I’m thinking this morning about cultural touchstones — those songs and movies and TV shows and whathaveyou that somehow, magically, take hold with a generation (or the populace in general), and forever remind of a particular moment in time.

I’m thinking about this because of the inimitable, deathless (for better or for worse) “Bohemian Rhapsody,” which came up on my scan this morning. There’s truly nothing else like it in pop music, is there? It is epic in length and scope, it is bizarre and fascinating, and the fact that it ever made it onto the radio — let alone managed to stay there for three decades and counting — is fairly shocking. We, the mass consumers, are not generally so keen on originality and weirdness.

The song was apparently a hit from the get-go, amazingly enough, so I assume some of its staying power is due to its original impact and popularity. But I’ve got to guess (and Wikipedia is backing me up) that Wayne’s World gave it new life in the early 1990s.

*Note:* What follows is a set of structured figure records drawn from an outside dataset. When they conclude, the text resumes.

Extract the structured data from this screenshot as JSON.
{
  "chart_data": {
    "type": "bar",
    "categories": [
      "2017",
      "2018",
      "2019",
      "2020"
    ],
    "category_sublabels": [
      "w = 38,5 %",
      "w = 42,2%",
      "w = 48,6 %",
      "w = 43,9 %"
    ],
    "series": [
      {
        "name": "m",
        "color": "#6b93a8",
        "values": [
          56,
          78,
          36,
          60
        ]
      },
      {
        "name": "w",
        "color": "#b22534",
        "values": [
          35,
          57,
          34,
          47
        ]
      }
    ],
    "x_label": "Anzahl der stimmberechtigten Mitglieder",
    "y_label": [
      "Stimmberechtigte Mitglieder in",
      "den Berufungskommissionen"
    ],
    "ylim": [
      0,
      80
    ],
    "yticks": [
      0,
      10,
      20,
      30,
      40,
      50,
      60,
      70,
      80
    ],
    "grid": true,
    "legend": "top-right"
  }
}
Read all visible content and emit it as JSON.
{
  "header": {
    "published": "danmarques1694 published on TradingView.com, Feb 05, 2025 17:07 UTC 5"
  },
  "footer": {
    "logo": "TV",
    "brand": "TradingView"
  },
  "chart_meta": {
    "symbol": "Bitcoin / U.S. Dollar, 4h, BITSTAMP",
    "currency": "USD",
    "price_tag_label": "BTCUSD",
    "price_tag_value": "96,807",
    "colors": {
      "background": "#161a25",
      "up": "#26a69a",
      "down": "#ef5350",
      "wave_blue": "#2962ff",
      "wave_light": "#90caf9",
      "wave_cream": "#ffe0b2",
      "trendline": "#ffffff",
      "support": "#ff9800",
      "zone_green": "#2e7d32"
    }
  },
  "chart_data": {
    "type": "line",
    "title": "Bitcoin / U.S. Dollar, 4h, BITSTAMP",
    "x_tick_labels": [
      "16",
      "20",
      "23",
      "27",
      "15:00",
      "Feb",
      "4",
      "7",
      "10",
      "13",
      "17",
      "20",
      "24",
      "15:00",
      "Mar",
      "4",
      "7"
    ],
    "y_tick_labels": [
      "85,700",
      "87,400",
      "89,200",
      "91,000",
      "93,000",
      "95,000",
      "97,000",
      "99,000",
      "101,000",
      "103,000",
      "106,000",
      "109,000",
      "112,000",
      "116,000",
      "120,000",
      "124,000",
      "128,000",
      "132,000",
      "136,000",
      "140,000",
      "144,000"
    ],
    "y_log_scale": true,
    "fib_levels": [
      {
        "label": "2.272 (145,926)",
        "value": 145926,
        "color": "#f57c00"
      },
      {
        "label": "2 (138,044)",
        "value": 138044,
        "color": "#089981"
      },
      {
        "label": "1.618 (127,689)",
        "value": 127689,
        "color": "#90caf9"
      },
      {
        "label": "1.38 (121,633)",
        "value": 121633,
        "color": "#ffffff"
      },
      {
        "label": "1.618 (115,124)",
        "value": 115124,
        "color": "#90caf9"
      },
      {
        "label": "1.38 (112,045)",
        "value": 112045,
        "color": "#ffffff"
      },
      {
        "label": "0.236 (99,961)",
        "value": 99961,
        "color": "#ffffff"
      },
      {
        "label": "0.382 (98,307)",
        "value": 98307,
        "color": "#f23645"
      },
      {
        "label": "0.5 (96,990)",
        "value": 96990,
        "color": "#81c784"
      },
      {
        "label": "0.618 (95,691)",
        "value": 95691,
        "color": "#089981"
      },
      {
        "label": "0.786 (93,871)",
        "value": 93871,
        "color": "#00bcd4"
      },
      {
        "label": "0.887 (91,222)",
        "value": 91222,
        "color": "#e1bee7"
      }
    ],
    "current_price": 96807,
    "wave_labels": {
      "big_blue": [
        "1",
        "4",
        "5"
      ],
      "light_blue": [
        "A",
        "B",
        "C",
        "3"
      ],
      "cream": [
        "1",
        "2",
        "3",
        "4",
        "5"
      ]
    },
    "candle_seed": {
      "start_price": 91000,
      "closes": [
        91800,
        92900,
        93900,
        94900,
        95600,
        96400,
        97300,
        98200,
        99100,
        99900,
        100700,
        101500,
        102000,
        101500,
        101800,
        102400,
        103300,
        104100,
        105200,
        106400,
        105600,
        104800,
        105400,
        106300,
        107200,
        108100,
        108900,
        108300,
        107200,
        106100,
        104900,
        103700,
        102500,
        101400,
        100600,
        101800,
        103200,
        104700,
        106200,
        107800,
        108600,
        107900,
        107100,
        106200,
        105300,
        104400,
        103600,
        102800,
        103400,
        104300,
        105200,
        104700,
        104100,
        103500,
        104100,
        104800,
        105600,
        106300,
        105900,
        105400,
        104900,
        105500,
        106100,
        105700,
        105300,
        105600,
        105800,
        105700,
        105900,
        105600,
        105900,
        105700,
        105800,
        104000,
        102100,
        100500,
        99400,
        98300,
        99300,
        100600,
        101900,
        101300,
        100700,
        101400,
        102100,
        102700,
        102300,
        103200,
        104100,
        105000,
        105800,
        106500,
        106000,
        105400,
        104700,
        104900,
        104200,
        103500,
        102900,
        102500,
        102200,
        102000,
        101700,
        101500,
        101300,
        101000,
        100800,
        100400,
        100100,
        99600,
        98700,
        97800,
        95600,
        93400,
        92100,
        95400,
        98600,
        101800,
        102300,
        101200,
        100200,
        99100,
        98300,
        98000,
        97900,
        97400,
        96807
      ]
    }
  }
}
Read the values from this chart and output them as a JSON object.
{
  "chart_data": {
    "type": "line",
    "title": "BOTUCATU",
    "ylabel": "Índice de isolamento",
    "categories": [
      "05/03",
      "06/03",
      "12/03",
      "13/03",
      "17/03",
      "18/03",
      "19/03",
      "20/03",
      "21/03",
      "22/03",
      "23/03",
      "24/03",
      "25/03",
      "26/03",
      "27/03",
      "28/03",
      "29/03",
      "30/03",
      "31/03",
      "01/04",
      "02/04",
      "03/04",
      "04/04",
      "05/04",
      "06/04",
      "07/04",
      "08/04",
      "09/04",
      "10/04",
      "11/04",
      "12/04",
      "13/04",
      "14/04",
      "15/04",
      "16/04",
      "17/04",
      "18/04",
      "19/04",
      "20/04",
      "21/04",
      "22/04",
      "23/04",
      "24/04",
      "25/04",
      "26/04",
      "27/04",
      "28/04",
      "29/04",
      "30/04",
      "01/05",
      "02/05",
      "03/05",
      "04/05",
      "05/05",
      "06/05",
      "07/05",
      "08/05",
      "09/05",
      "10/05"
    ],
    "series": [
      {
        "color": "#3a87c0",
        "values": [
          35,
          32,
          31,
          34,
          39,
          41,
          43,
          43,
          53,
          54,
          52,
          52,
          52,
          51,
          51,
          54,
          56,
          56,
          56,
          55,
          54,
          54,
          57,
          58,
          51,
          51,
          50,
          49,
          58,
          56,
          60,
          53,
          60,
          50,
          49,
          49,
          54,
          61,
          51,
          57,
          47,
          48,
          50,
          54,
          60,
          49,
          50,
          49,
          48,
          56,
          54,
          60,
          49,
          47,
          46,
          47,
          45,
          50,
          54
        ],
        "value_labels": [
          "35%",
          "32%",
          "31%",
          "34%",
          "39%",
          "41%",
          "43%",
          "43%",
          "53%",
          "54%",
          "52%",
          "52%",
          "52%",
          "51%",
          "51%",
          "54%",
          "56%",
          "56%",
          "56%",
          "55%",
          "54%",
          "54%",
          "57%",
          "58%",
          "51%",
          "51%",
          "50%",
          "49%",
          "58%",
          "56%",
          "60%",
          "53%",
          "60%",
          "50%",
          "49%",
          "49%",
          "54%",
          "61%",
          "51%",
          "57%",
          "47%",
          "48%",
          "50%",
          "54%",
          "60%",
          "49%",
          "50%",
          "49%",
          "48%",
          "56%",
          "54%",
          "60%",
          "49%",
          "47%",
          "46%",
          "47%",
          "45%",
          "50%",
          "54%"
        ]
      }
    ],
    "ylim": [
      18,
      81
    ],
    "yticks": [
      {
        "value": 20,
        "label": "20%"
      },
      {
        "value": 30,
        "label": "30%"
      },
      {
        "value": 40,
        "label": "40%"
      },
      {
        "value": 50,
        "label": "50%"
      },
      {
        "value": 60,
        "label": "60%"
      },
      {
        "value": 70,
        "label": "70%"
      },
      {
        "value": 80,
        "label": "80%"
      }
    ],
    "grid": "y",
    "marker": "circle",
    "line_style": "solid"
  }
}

Wayne’s World, of course, is one of my cultural touchstones, and certainly my first thought upon hearing “Bohemian Rhapsody.” I can’t say for certain that I first saw the movie with MamaKitt, but I have this idea that I did — that we caught it in the somewhat down-at-heel downtown theater where we saw so many movies together over the years, and that we laughed our asses off. (I may just be extrapolating my strong association with the “Wayne’s World” SNL sketch and MK to the movie, though; as she has written, she did such a good Garth impression that she once played him in a high school skit.)

At any rate: For me — and, I suspect, so many of my generation — “Bohemian Rhapsody” means Wayne and Garth and buddies in a car, cruising and singing and banging their heads.

But … today when I heard “BR,” I thought of this instead. (Sorry, can’t find a clip that’ll let me embed here.)

Will this be the new cultural touchstone? Is it good / powerful / entertaining / epic enough to last in the collective pop consciousness? Will today’s youngsters think of “Glee” whenever they hear “Bohemian Rhapsody”? Can I — now an oldster of 36 — even begin to guess at what today’s teens and twentysomethings are going to register as significant moments in pop culture?

Probably not. I am curious about these kinds of questions, though. And I do think Freddie Mercury probably got a good heavenly kick out of the ridicu-fabulousness of the “Glee” take on his tune.